Why Discover Financial Stock fell sharply on Thursday

What happened

Discover financial services(DFS 0.00%) the stock price fell significantly on Thursday morning after the release of its second-quarter earnings report. The credit card provider was down more than 10% at 11:16 a.m. ET, falling to $98.30 per share. The stock price is down about 14% a year for

While Discover’s earnings were down, as expected, the company beat earnings and revenue estimates.

So what

Discover Financial, the fourth-largest credit card company, reported revenue of $3.2 billion in the quarter, down 9.9% year-over-year, and a net income of $1.1 billion, down 35% year-over-year. Earnings per share were $3.96, down from $5.55 a year ago, but well above estimates of $3.75 per share.

However, Discover posted better revenue numbers in the second quarter compared to the first quarter of 2022, when revenue was $2.9 billion.

The company saw a 13% increase in net interest income due to higher interest rates and a 13% increase in loans year-over-year. Discover, unlike Visa (V -1.15%) and MasterCard (MY -0.88%)is a lender, not just a payment processor.

However, the drop in profits was linked to a 52% drop in non-interest income, mainly due to unrealized losses on assets resulting from the overall decline in the stock market and a higher provision for losses on receivables. Provision for credit losses jumped to $549 million from $135 million a year earlier, due to a build-up of reserves of $110 million in the second quarter, compared to a release of reserves of $321 million. dollars a year ago.

Now what

The release of reserves a year ago was common for most banks, as they had built up high reserves during the pandemic and then released excesses once things recovered. The build up of reserves here in the second quarter is not unusual, given the economic environment. Net write-offs – debt unlikely to be collected by the company – actually fell 32 basis points to 1.8%, a positive sign for its credit quality.

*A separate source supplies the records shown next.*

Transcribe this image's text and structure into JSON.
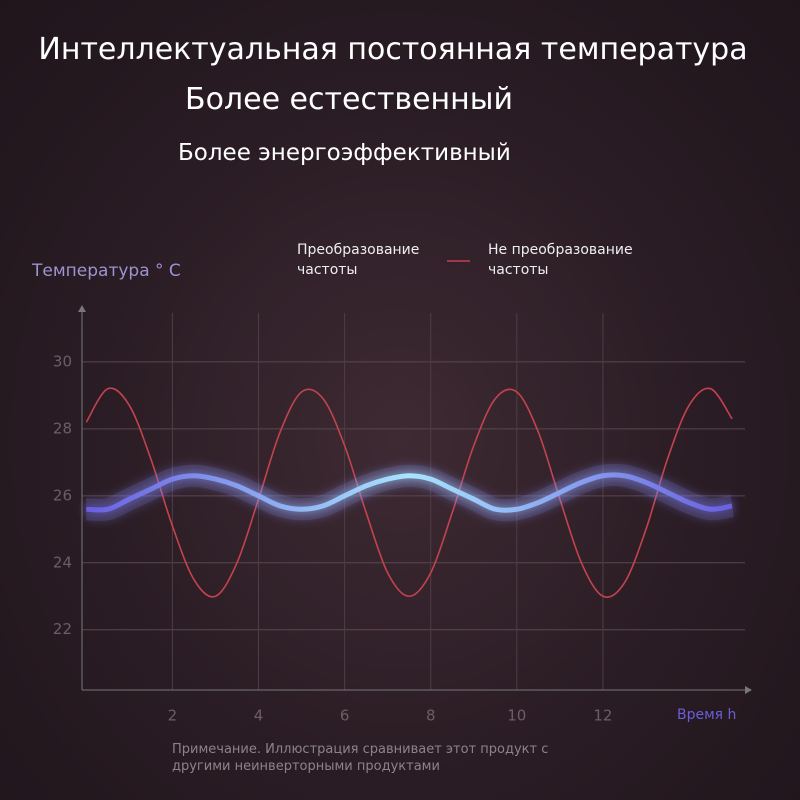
{
  "chart_data": {
    "type": "line",
    "title": "Интеллектуальная постоянная температура",
    "subtitle": "Более естественный",
    "subtitle2": "Более энергоэффективный",
    "y_label": "Температура ° C",
    "x_label": "Время h",
    "note": "Примечание. Иллюстрация сравнивает этот продукт с другими неинверторными продуктами",
    "x": [
      0,
      0.5,
      1,
      1.5,
      2,
      2.5,
      3,
      3.5,
      4,
      4.5,
      5,
      5.5,
      6,
      6.5,
      7,
      7.5,
      8,
      8.5,
      9,
      9.5,
      10,
      10.5,
      11,
      11.5,
      12,
      12.5,
      13,
      13.5,
      14,
      14.5,
      15
    ],
    "series": [
      {
        "name": "Преобразование частоты",
        "color": "#8a8cf5",
        "values": [
          25.6,
          25.6,
          25.9,
          26.2,
          26.5,
          26.6,
          26.5,
          26.3,
          26.0,
          25.7,
          25.6,
          25.7,
          26.0,
          26.3,
          26.5,
          26.6,
          26.5,
          26.2,
          25.9,
          25.6,
          25.6,
          25.8,
          26.1,
          26.4,
          26.6,
          26.6,
          26.4,
          26.1,
          25.8,
          25.6,
          25.7
        ]
      },
      {
        "name": "Не преобразование частоты",
        "color": "#c2434f",
        "values": [
          28.2,
          29.2,
          28.7,
          27.1,
          25.1,
          23.5,
          23.0,
          24.0,
          25.9,
          27.9,
          29.1,
          28.9,
          27.5,
          25.5,
          23.7,
          23.0,
          23.7,
          25.5,
          27.5,
          28.9,
          29.1,
          27.9,
          25.9,
          24.0,
          23.0,
          23.4,
          25.0,
          27.1,
          28.7,
          29.2,
          28.3
        ]
      }
    ],
    "xlim": [
      -0.1,
      15.3
    ],
    "ylim": [
      20.2,
      31.7
    ],
    "xticks": [
      2,
      4,
      6,
      8,
      10,
      12
    ],
    "yticks": [
      22,
      24,
      26,
      28,
      30
    ],
    "grid": true
  }
}
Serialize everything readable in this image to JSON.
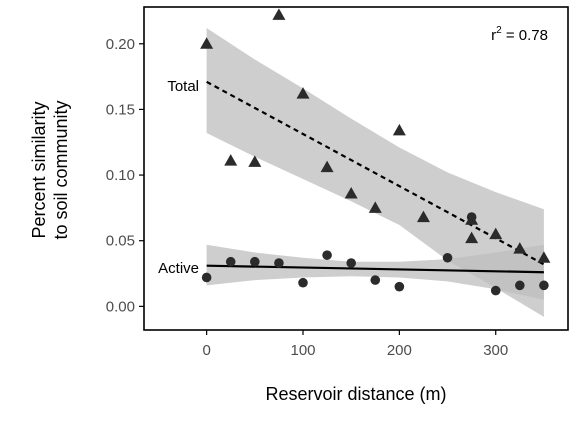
{
  "chart_data": {
    "type": "scatter",
    "xlabel": "Reservoir distance (m)",
    "ylabel": [
      "Percent similarity",
      "to soil community"
    ],
    "xlim": [
      -65,
      375
    ],
    "ylim": [
      -0.018,
      0.228
    ],
    "xticks": [
      0,
      100,
      200,
      300
    ],
    "yticks": [
      0.0,
      0.05,
      0.1,
      0.15,
      0.2
    ],
    "ytick_labels": [
      "0.00",
      "0.05",
      "0.10",
      "0.15",
      "0.20"
    ],
    "grid": false,
    "annotation": {
      "prefix": "r",
      "superscript": "2",
      "suffix": " = 0.78"
    },
    "colors": {
      "points": "#2b2b2b",
      "band": "#bdbdbd",
      "line": "#000000",
      "axis": "#000000"
    },
    "series": [
      {
        "name": "Total",
        "marker": "triangle",
        "fit_style": "dashed",
        "x": [
          0,
          25,
          50,
          75,
          100,
          125,
          150,
          175,
          200,
          225,
          275,
          275,
          300,
          325,
          350
        ],
        "y": [
          0.2,
          0.111,
          0.11,
          0.222,
          0.162,
          0.106,
          0.086,
          0.075,
          0.134,
          0.068,
          0.052,
          0.066,
          0.055,
          0.044,
          0.037
        ],
        "fit": {
          "x": [
            0,
            350
          ],
          "y": [
            0.171,
            0.032
          ]
        },
        "band": {
          "x": [
            0,
            50,
            100,
            150,
            200,
            250,
            300,
            350
          ],
          "upper": [
            0.212,
            0.188,
            0.166,
            0.143,
            0.121,
            0.102,
            0.087,
            0.074
          ],
          "lower": [
            0.132,
            0.114,
            0.097,
            0.08,
            0.062,
            0.035,
            0.014,
            -0.008
          ]
        }
      },
      {
        "name": "Active",
        "marker": "circle",
        "fit_style": "solid",
        "x": [
          0,
          25,
          50,
          75,
          100,
          125,
          150,
          175,
          200,
          250,
          275,
          300,
          325,
          350
        ],
        "y": [
          0.022,
          0.034,
          0.034,
          0.033,
          0.018,
          0.039,
          0.033,
          0.02,
          0.015,
          0.037,
          0.068,
          0.012,
          0.016,
          0.016
        ],
        "fit": {
          "x": [
            0,
            350
          ],
          "y": [
            0.031,
            0.026
          ]
        },
        "band": {
          "x": [
            0,
            50,
            100,
            150,
            200,
            250,
            300,
            350
          ],
          "upper": [
            0.047,
            0.041,
            0.037,
            0.034,
            0.034,
            0.036,
            0.041,
            0.047
          ],
          "lower": [
            0.016,
            0.02,
            0.022,
            0.023,
            0.022,
            0.019,
            0.013,
            0.005
          ]
        }
      }
    ]
  }
}
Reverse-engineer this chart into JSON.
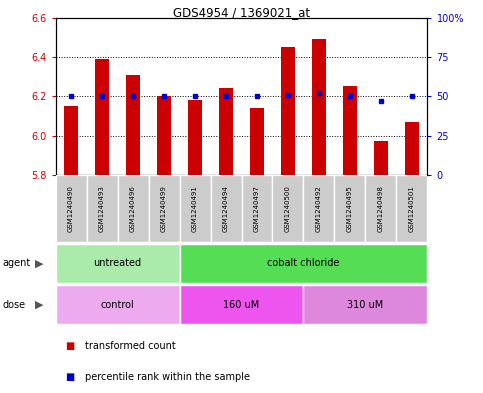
{
  "title": "GDS4954 / 1369021_at",
  "samples": [
    "GSM1240490",
    "GSM1240493",
    "GSM1240496",
    "GSM1240499",
    "GSM1240491",
    "GSM1240494",
    "GSM1240497",
    "GSM1240500",
    "GSM1240492",
    "GSM1240495",
    "GSM1240498",
    "GSM1240501"
  ],
  "bar_values": [
    6.15,
    6.39,
    6.31,
    6.2,
    6.18,
    6.24,
    6.14,
    6.45,
    6.49,
    6.25,
    5.97,
    6.07
  ],
  "dot_values": [
    50,
    50,
    50,
    50,
    50,
    50,
    50,
    51,
    52,
    50,
    47,
    50
  ],
  "bar_bottom": 5.8,
  "ylim_left": [
    5.8,
    6.6
  ],
  "ylim_right": [
    0,
    100
  ],
  "yticks_left": [
    5.8,
    6.0,
    6.2,
    6.4,
    6.6
  ],
  "yticks_right": [
    0,
    25,
    50,
    75,
    100
  ],
  "ytick_labels_right": [
    "0",
    "25",
    "50",
    "75",
    "100%"
  ],
  "bar_color": "#cc0000",
  "dot_color": "#0000cc",
  "agent_groups": [
    {
      "label": "untreated",
      "start": 0,
      "end": 4,
      "color": "#aaeaaa"
    },
    {
      "label": "cobalt chloride",
      "start": 4,
      "end": 12,
      "color": "#55dd55"
    }
  ],
  "dose_groups": [
    {
      "label": "control",
      "start": 0,
      "end": 4,
      "color": "#eeaaee"
    },
    {
      "label": "160 uM",
      "start": 4,
      "end": 8,
      "color": "#ee55ee"
    },
    {
      "label": "310 uM",
      "start": 8,
      "end": 12,
      "color": "#dd88dd"
    }
  ],
  "legend_items": [
    {
      "label": "transformed count",
      "color": "#cc0000"
    },
    {
      "label": "percentile rank within the sample",
      "color": "#0000cc"
    }
  ],
  "sample_box_color": "#cccccc",
  "bar_width": 0.45
}
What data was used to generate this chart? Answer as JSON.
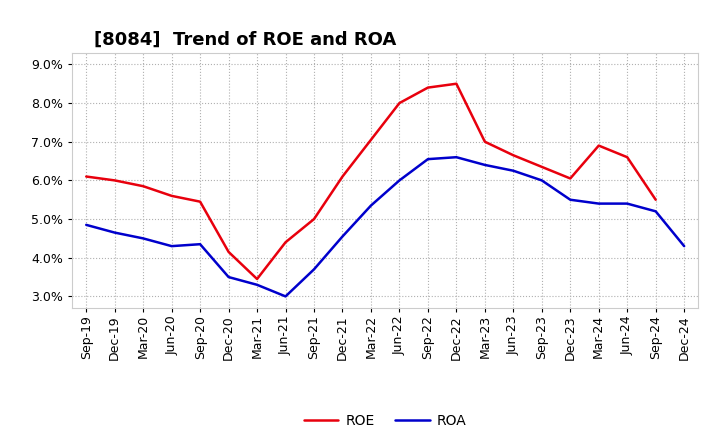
{
  "title": "[8084]  Trend of ROE and ROA",
  "x_labels": [
    "Sep-19",
    "Dec-19",
    "Mar-20",
    "Jun-20",
    "Sep-20",
    "Dec-20",
    "Mar-21",
    "Jun-21",
    "Sep-21",
    "Dec-21",
    "Mar-22",
    "Jun-22",
    "Sep-22",
    "Dec-22",
    "Mar-23",
    "Jun-23",
    "Sep-23",
    "Dec-23",
    "Mar-24",
    "Jun-24",
    "Sep-24",
    "Dec-24"
  ],
  "roe": [
    6.1,
    6.0,
    5.85,
    5.6,
    5.45,
    4.15,
    3.45,
    4.4,
    5.0,
    6.1,
    7.05,
    8.0,
    8.4,
    8.5,
    7.0,
    6.65,
    6.35,
    6.05,
    6.9,
    6.6,
    5.5,
    null
  ],
  "roa": [
    4.85,
    4.65,
    4.5,
    4.3,
    4.35,
    3.5,
    3.3,
    3.0,
    3.7,
    4.55,
    5.35,
    6.0,
    6.55,
    6.6,
    6.4,
    6.25,
    6.0,
    5.5,
    5.4,
    5.4,
    5.2,
    4.3
  ],
  "roe_color": "#e8000d",
  "roa_color": "#0000cc",
  "background_color": "#ffffff",
  "plot_bg_color": "#ffffff",
  "grid_color": "#b0b0b0",
  "ylim": [
    2.7,
    9.3
  ],
  "yticks": [
    3.0,
    4.0,
    5.0,
    6.0,
    7.0,
    8.0,
    9.0
  ],
  "title_fontsize": 13,
  "legend_fontsize": 10,
  "tick_fontsize": 9
}
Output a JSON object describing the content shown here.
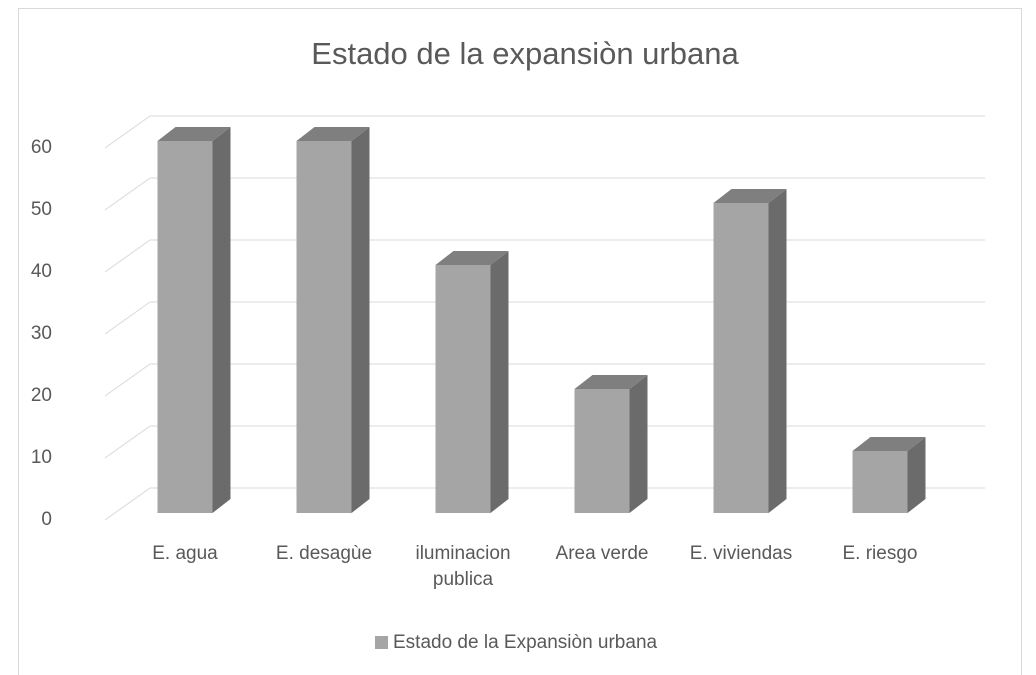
{
  "chart_data": {
    "type": "bar3d",
    "title": "Estado de la expansiòn urbana",
    "categories": [
      "E. agua",
      "E. desagùe",
      "iluminacion publica",
      "Area verde",
      "E. viviendas",
      "E. riesgo"
    ],
    "series": [
      {
        "name": "Estado de la Expansiòn urbana",
        "color": "#a5a5a5",
        "values": [
          60,
          60,
          40,
          20,
          50,
          10
        ]
      }
    ],
    "ylim": [
      0,
      60
    ],
    "yticks": [
      0,
      10,
      20,
      30,
      40,
      50,
      60
    ],
    "grid": true,
    "legend": "bottom"
  }
}
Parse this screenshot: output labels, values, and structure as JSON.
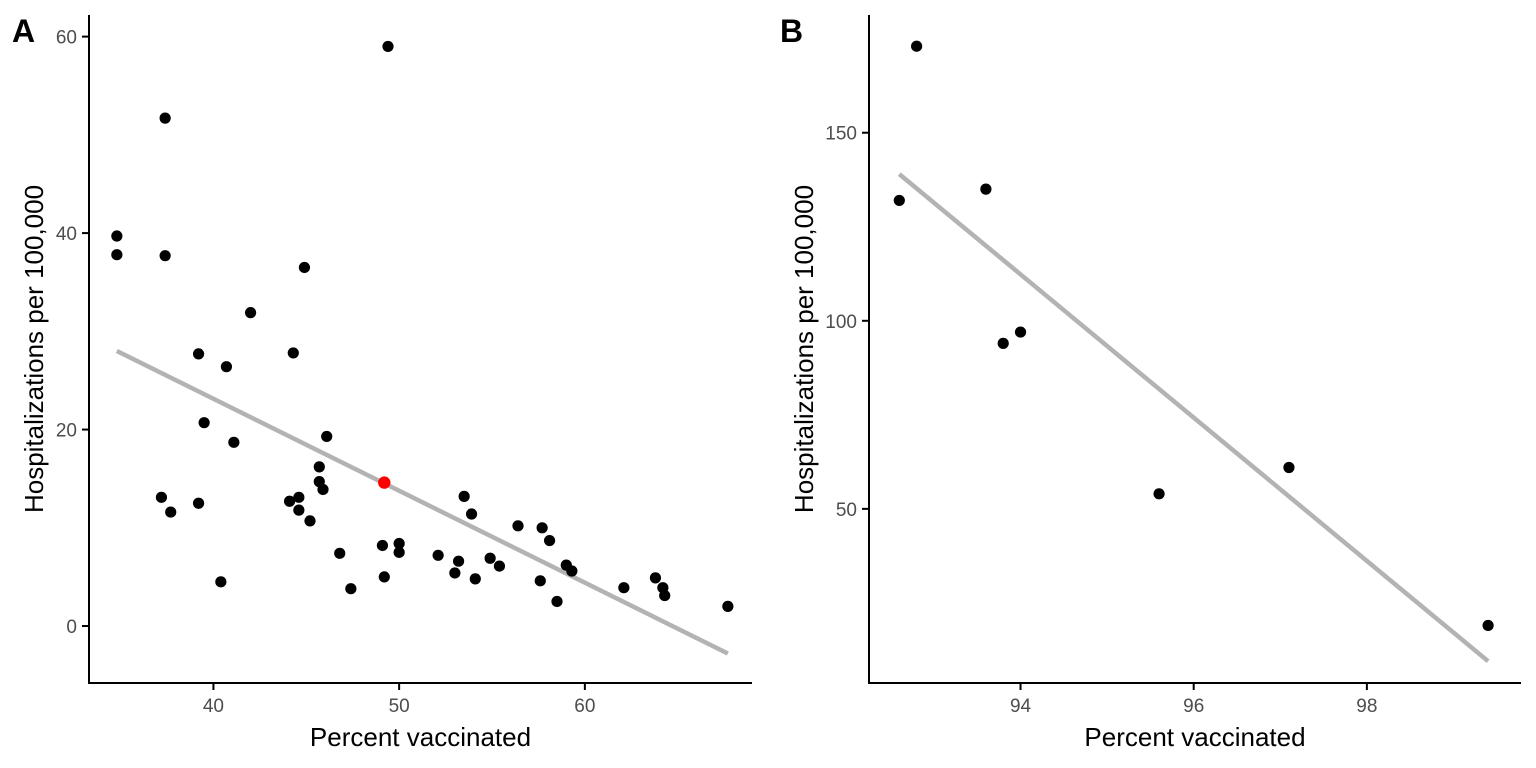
{
  "colors": {
    "point": "#000000",
    "highlight": "#ff0000",
    "fit_line": "#b3b3b3",
    "axis": "#000000",
    "tick_text": "#4d4d4d"
  },
  "chart_data": [
    {
      "panel_label": "A",
      "type": "scatter",
      "xlabel": "Percent vaccinated",
      "ylabel": "Hospitalizations per 100,000",
      "xlim": [
        33.3,
        69.0
      ],
      "ylim": [
        -5.8,
        62.2
      ],
      "x_ticks": [
        40,
        50,
        60
      ],
      "y_ticks": [
        0,
        20,
        40,
        60
      ],
      "grid": false,
      "points": [
        {
          "x": 34.8,
          "y": 39.7
        },
        {
          "x": 34.8,
          "y": 37.8
        },
        {
          "x": 37.4,
          "y": 51.7
        },
        {
          "x": 37.4,
          "y": 37.7
        },
        {
          "x": 37.2,
          "y": 13.1
        },
        {
          "x": 37.7,
          "y": 11.6
        },
        {
          "x": 39.2,
          "y": 27.7
        },
        {
          "x": 39.5,
          "y": 20.7
        },
        {
          "x": 39.2,
          "y": 12.5
        },
        {
          "x": 40.4,
          "y": 4.5
        },
        {
          "x": 40.7,
          "y": 26.4
        },
        {
          "x": 41.1,
          "y": 18.7
        },
        {
          "x": 42.0,
          "y": 31.9
        },
        {
          "x": 44.3,
          "y": 27.8
        },
        {
          "x": 44.9,
          "y": 36.5
        },
        {
          "x": 44.1,
          "y": 12.7
        },
        {
          "x": 44.6,
          "y": 13.1
        },
        {
          "x": 44.6,
          "y": 11.8
        },
        {
          "x": 45.2,
          "y": 10.7
        },
        {
          "x": 45.7,
          "y": 16.2
        },
        {
          "x": 45.7,
          "y": 14.7
        },
        {
          "x": 45.9,
          "y": 13.9
        },
        {
          "x": 46.1,
          "y": 19.3
        },
        {
          "x": 46.8,
          "y": 7.4
        },
        {
          "x": 47.4,
          "y": 3.8
        },
        {
          "x": 49.1,
          "y": 8.2
        },
        {
          "x": 49.2,
          "y": 5.0
        },
        {
          "x": 49.4,
          "y": 59.0
        },
        {
          "x": 50.0,
          "y": 8.4
        },
        {
          "x": 50.0,
          "y": 7.5
        },
        {
          "x": 52.1,
          "y": 7.2
        },
        {
          "x": 53.0,
          "y": 5.4
        },
        {
          "x": 53.2,
          "y": 6.6
        },
        {
          "x": 53.5,
          "y": 13.2
        },
        {
          "x": 53.9,
          "y": 11.4
        },
        {
          "x": 54.1,
          "y": 4.8
        },
        {
          "x": 54.9,
          "y": 6.9
        },
        {
          "x": 55.4,
          "y": 6.1
        },
        {
          "x": 56.4,
          "y": 10.2
        },
        {
          "x": 57.6,
          "y": 4.6
        },
        {
          "x": 57.7,
          "y": 10.0
        },
        {
          "x": 58.1,
          "y": 8.7
        },
        {
          "x": 58.5,
          "y": 2.5
        },
        {
          "x": 59.0,
          "y": 6.2
        },
        {
          "x": 59.3,
          "y": 5.6
        },
        {
          "x": 62.1,
          "y": 3.9
        },
        {
          "x": 63.8,
          "y": 4.9
        },
        {
          "x": 64.2,
          "y": 3.9
        },
        {
          "x": 64.3,
          "y": 3.1
        },
        {
          "x": 67.7,
          "y": 2.0
        }
      ],
      "highlight_points": [
        {
          "x": 49.2,
          "y": 14.6
        }
      ],
      "fit_line": {
        "x": [
          34.8,
          67.7
        ],
        "y": [
          28.0,
          -2.8
        ]
      }
    },
    {
      "panel_label": "B",
      "type": "scatter",
      "xlabel": "Percent vaccinated",
      "ylabel": "Hospitalizations per 100,000",
      "xlim": [
        92.25,
        99.78
      ],
      "ylim": [
        3.7,
        181.3
      ],
      "x_ticks": [
        94,
        96,
        98
      ],
      "y_ticks": [
        50,
        100,
        150
      ],
      "grid": false,
      "points": [
        {
          "x": 92.6,
          "y": 132.0
        },
        {
          "x": 92.8,
          "y": 173.0
        },
        {
          "x": 93.6,
          "y": 135.0
        },
        {
          "x": 93.8,
          "y": 94.0
        },
        {
          "x": 94.0,
          "y": 97.0
        },
        {
          "x": 95.6,
          "y": 54.0
        },
        {
          "x": 97.1,
          "y": 61.0
        },
        {
          "x": 99.4,
          "y": 19.0
        }
      ],
      "highlight_points": [],
      "fit_line": {
        "x": [
          92.6,
          99.4
        ],
        "y": [
          139.0,
          9.5
        ]
      }
    }
  ]
}
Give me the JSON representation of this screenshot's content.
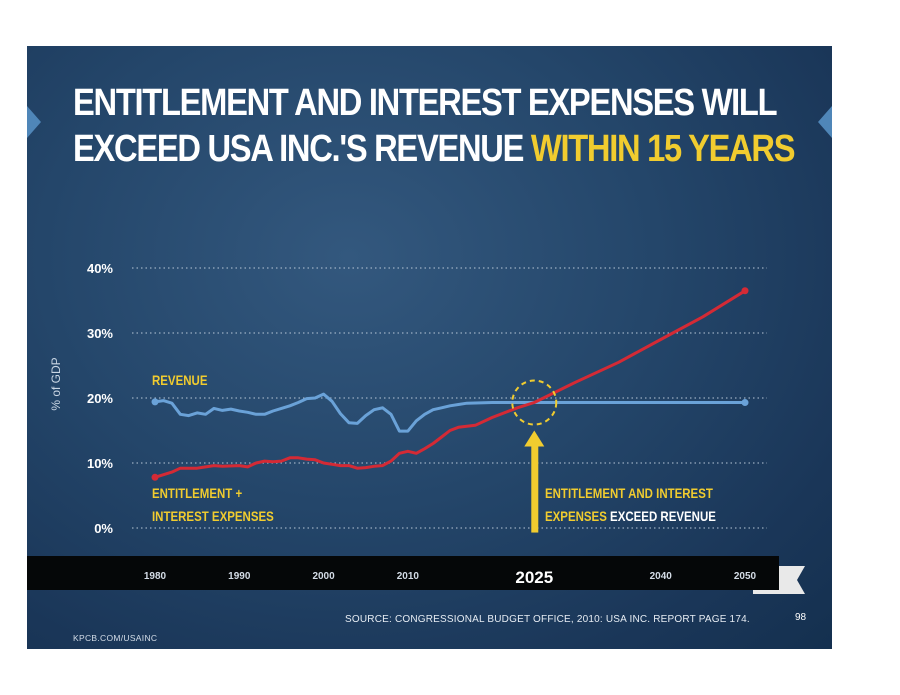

Both 30-day and 90-day loan default rates increased during the quarter, but are still fairly stable given the state of the economy. Overall, the increase in loans and the rise in rates are good signs for the company, despite the sale today. The decline may be more related to a report that jobless claims hit their highest level since November, raising concerns about the recession.

Discover Financial Services is an advertising partner of The Ascent, a Motley Fool company. Dave Kovaleski has no position in the stocks mentioned. The Motley Fool fills positions and recommends Mastercard and Visa. The Motley Fool recommends Discover Financial Services. The Motley Fool has a disclosure policy.